There is no more iconic storm image than the brilliant white forks of lightning snaking their way across a menacing sky. But most of it happens too fast for the human eye to glimpse, so researchers use high-speed cameras to spy how the lightning races between sky and Earth.
When lightning first develops, it generally sends a bolt called a step leader down toward the ground, branching in seemingly random directions. When the bolt gets close to the ground, it creates an intense electric field, which causes upward streamers that meet it midair.

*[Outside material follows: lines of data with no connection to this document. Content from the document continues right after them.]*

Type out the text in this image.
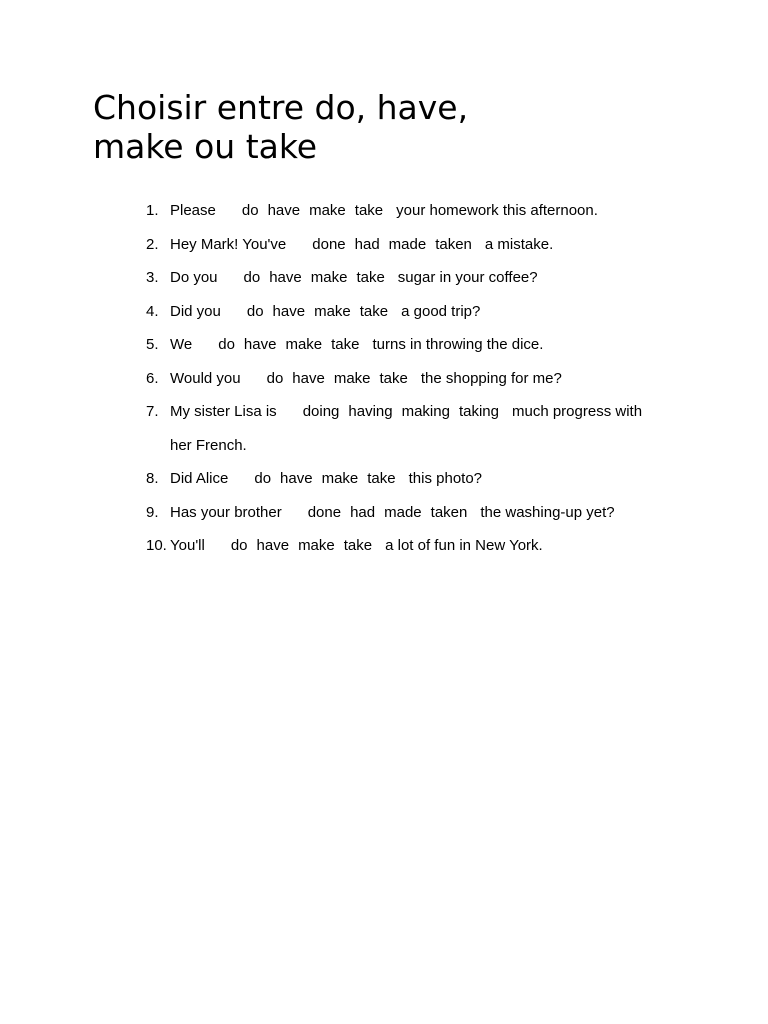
Choisir entre do, have,
make ou take
1. Please do have make take your homework this afternoon.
2. Hey Mark! You've done had made taken a mistake.
3. Do you do have make take sugar in your coffee?
4. Did you do have make take a good trip?
5. We do have make take turns in throwing the dice.
6. Would you do have make take the shopping for me?
7. My sister Lisa is doing having making taking much progress with
her French.
8. Did Alice do have make take this photo?
9. Has your brother done had made taken the washing-up yet?
10. You'll do have make take a lot of fun in New York.
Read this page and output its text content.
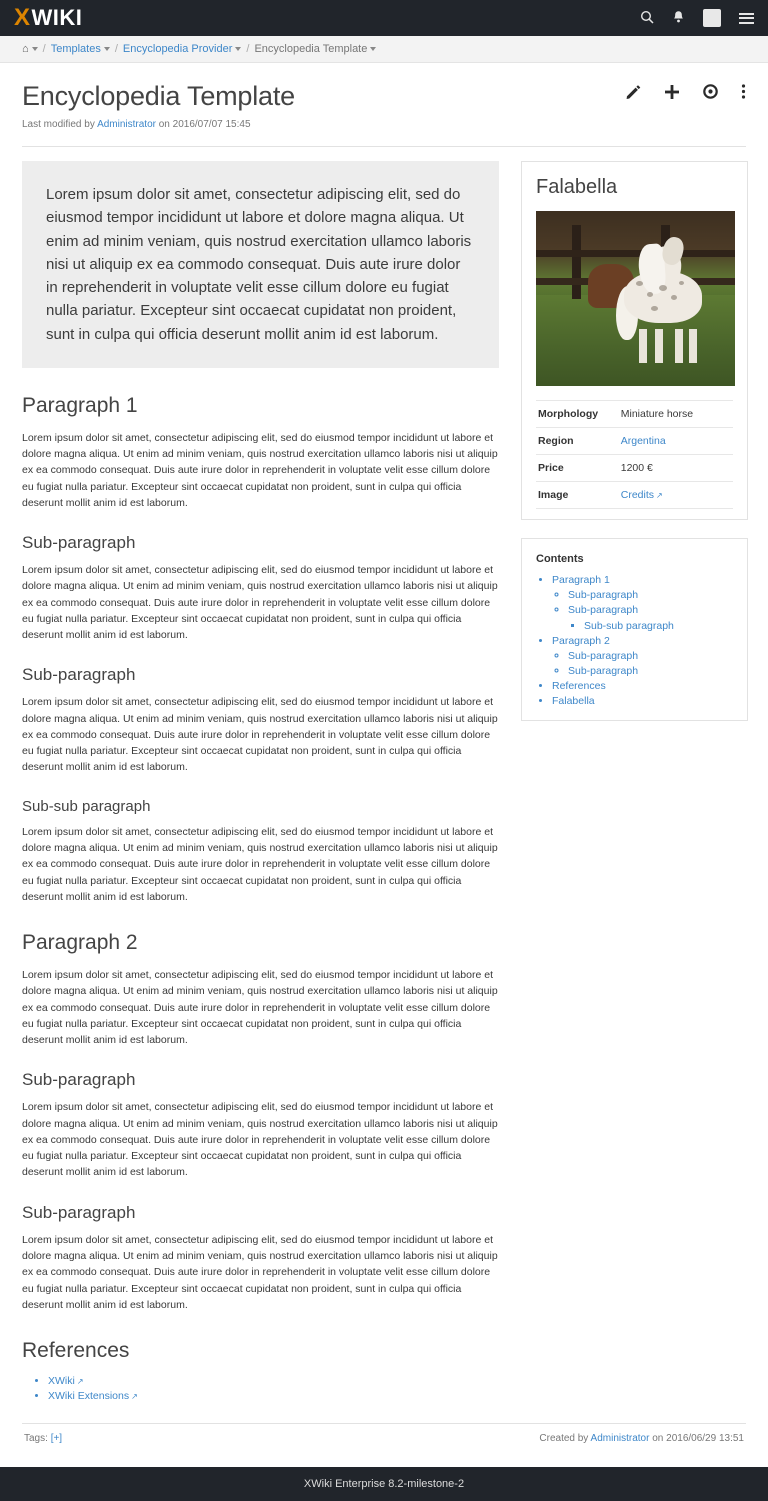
X WIKI
⌂ / Templates / Encyclopedia Provider / Encyclopedia Template
Encyclopedia Template
Last modified by Administrator on 2016/07/07 15:45
Lorem ipsum dolor sit amet, consectetur adipiscing elit, sed do eiusmod tempor incididunt ut labore et dolore magna aliqua. Ut enim ad minim veniam, quis nostrud exercitation ullamco laboris nisi ut aliquip ex ea commodo consequat. Duis aute irure dolor in reprehenderit in voluptate velit esse cillum dolore eu fugiat nulla pariatur. Excepteur sint occaecat cupidatat non proident, sunt in culpa qui officia deserunt mollit anim id est laborum.
Paragraph 1

Lorem ipsum dolor sit amet, consectetur adipiscing elit, sed do eiusmod tempor incididunt ut labore et dolore magna aliqua. Ut enim ad minim veniam, quis nostrud exercitation ullamco laboris nisi ut aliquip ex ea commodo consequat. Duis aute irure dolor in reprehenderit in voluptate velit esse cillum dolore eu fugiat nulla pariatur. Excepteur sint occaecat cupidatat non proident, sunt in culpa qui officia deserunt mollit anim id est laborum.

Sub-paragraph

Lorem ipsum dolor sit amet, consectetur adipiscing elit, sed do eiusmod tempor incididunt ut labore et dolore magna aliqua. Ut enim ad minim veniam, quis nostrud exercitation ullamco laboris nisi ut aliquip ex ea commodo consequat. Duis aute irure dolor in reprehenderit in voluptate velit esse cillum dolore eu fugiat nulla pariatur. Excepteur sint occaecat cupidatat non proident, sunt in culpa qui officia deserunt mollit anim id est laborum.

Sub-paragraph

Lorem ipsum dolor sit amet, consectetur adipiscing elit, sed do eiusmod tempor incididunt ut labore et dolore magna aliqua. Ut enim ad minim veniam, quis nostrud exercitation ullamco laboris nisi ut aliquip ex ea commodo consequat. Duis aute irure dolor in reprehenderit in voluptate velit esse cillum dolore eu fugiat nulla pariatur. Excepteur sint occaecat cupidatat non proident, sunt in culpa qui officia deserunt mollit anim id est laborum.

Sub-sub paragraph

Lorem ipsum dolor sit amet, consectetur adipiscing elit, sed do eiusmod tempor incididunt ut labore et dolore magna aliqua. Ut enim ad minim veniam, quis nostrud exercitation ullamco laboris nisi ut aliquip ex ea commodo consequat. Duis aute irure dolor in reprehenderit in voluptate velit esse cillum dolore eu fugiat nulla pariatur. Excepteur sint occaecat cupidatat non proident, sunt in culpa qui officia deserunt mollit anim id est laborum.

Paragraph 2

Lorem ipsum dolor sit amet, consectetur adipiscing elit, sed do eiusmod tempor incididunt ut labore et dolore magna aliqua. Ut enim ad minim veniam, quis nostrud exercitation ullamco laboris nisi ut aliquip ex ea commodo consequat. Duis aute irure dolor in reprehenderit in voluptate velit esse cillum dolore eu fugiat nulla pariatur. Excepteur sint occaecat cupidatat non proident, sunt in culpa qui officia deserunt mollit anim id est laborum.

Sub-paragraph

Lorem ipsum dolor sit amet, consectetur adipiscing elit, sed do eiusmod tempor incididunt ut labore et dolore magna aliqua. Ut enim ad minim veniam, quis nostrud exercitation ullamco laboris nisi ut aliquip ex ea commodo consequat. Duis aute irure dolor in reprehenderit in voluptate velit esse cillum dolore eu fugiat nulla pariatur. Excepteur sint occaecat cupidatat non proident, sunt in culpa qui officia deserunt mollit anim id est laborum.

Sub-paragraph

Lorem ipsum dolor sit amet, consectetur adipiscing elit, sed do eiusmod tempor incididunt ut labore et dolore magna aliqua. Ut enim ad minim veniam, quis nostrud exercitation ullamco laboris nisi ut aliquip ex ea commodo consequat. Duis aute irure dolor in reprehenderit in voluptate velit esse cillum dolore eu fugiat nulla pariatur. Excepteur sint occaecat cupidatat non proident, sunt in culpa qui officia deserunt mollit anim id est laborum.

References
• XWiki ↗
• XWiki Extensions ↗
Falabella
Morphology	Miniature horse
Region	Argentina
Price	1200 €
Image	Credits ↗
Contents
• Paragraph 1
◦ Sub-paragraph
◦ Sub-paragraph
▪ Sub-sub paragraph
• Paragraph 2
◦ Sub-paragraph
◦ Sub-paragraph
• References
• Falabella
Tags: [+]	Created by Administrator on 2016/06/29 13:51
XWiki Enterprise 8.2-milestone-2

After the streamers attach to the main bolt, the lightning charges down again in a dart leader, which is the bright part observers on the ground actually see.

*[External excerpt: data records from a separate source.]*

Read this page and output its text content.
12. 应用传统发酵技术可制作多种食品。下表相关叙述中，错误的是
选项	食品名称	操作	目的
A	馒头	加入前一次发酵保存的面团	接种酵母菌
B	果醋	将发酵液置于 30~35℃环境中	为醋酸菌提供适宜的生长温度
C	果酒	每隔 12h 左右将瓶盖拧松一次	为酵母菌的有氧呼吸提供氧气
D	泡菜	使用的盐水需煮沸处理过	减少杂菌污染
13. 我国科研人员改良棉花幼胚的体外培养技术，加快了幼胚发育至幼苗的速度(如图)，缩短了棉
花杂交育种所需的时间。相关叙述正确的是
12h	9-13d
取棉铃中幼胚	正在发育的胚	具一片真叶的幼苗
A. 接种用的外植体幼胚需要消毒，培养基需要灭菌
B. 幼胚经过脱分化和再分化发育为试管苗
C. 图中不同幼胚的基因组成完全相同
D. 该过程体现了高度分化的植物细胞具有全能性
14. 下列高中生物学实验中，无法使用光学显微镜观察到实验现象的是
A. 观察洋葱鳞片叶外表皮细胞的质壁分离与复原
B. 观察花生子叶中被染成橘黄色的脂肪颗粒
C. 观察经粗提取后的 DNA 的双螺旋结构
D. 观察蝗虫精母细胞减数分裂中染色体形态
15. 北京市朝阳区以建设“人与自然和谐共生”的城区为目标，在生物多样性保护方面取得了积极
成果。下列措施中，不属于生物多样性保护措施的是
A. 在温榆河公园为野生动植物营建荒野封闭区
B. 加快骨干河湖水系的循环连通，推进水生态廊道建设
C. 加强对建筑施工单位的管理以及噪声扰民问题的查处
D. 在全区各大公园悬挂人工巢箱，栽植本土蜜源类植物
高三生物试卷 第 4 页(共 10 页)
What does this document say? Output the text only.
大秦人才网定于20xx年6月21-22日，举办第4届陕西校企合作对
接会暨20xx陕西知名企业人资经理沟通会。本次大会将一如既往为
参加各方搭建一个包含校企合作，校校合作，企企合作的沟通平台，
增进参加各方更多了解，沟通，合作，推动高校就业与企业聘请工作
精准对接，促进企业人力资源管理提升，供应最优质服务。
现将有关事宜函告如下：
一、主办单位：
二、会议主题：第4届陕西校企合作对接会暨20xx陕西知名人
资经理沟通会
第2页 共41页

But for lightning researchers, it's not always practical to wait around for lightning to develop. Some scientists fire rockets into the clouds to trigger lightning — the modern-day version of Ben Franklin's experiment.

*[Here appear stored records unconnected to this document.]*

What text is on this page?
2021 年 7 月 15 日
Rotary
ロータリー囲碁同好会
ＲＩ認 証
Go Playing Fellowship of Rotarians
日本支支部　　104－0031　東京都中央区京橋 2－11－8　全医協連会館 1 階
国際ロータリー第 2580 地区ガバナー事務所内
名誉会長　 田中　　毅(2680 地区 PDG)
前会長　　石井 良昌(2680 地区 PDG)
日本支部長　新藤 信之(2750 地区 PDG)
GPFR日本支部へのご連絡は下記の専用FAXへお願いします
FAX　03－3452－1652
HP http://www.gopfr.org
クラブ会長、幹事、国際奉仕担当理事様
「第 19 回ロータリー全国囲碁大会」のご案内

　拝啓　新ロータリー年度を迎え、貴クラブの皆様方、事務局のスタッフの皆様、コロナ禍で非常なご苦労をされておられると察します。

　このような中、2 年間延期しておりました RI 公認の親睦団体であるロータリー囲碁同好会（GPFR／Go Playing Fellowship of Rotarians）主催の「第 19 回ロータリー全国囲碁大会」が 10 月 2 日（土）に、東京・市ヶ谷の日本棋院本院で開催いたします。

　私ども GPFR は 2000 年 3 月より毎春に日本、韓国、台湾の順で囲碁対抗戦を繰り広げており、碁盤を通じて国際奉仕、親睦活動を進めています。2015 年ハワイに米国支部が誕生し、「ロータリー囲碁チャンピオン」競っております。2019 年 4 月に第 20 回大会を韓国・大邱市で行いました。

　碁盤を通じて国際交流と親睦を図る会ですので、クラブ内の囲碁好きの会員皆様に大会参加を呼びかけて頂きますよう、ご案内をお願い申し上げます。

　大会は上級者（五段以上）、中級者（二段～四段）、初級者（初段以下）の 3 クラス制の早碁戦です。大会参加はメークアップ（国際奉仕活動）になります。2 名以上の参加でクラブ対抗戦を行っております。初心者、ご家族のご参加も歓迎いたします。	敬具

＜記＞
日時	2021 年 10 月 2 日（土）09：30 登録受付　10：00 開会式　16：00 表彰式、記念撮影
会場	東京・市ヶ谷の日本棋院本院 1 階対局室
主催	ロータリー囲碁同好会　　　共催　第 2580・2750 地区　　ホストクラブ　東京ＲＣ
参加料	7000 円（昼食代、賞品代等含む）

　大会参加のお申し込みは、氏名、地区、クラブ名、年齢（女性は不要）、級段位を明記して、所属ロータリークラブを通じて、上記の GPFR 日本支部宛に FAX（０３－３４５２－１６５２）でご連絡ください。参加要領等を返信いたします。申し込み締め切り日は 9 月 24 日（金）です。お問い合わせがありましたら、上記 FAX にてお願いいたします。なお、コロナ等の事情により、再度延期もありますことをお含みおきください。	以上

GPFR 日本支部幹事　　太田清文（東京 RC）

"There are only two places in the United States that do that," said atmospheric scientist Ken Eack of New Mexico Tech, in Socorro — "here and the University of Florida."
The rockets, which trail thin wires connected to the ground, create upward streamers that penetrate a negatively charged layer in the clouds, triggering a downward flash. Eack and his colleagues use lightning mapping arrays to study where the lightning channels go and where the electric charges are inside clouds. The fruits of their efforts could have practical value in protecting against lightning strikes too, Eack said.
Some people have proposed triggering lightning with lasers or water jets, as a way of diffusing the risk of a natural strike. But Eack doesn't think these methods would be effective. You can try to get lightning to strike in a specific spot, but in the end, "nothing attracts lightning," Eack said.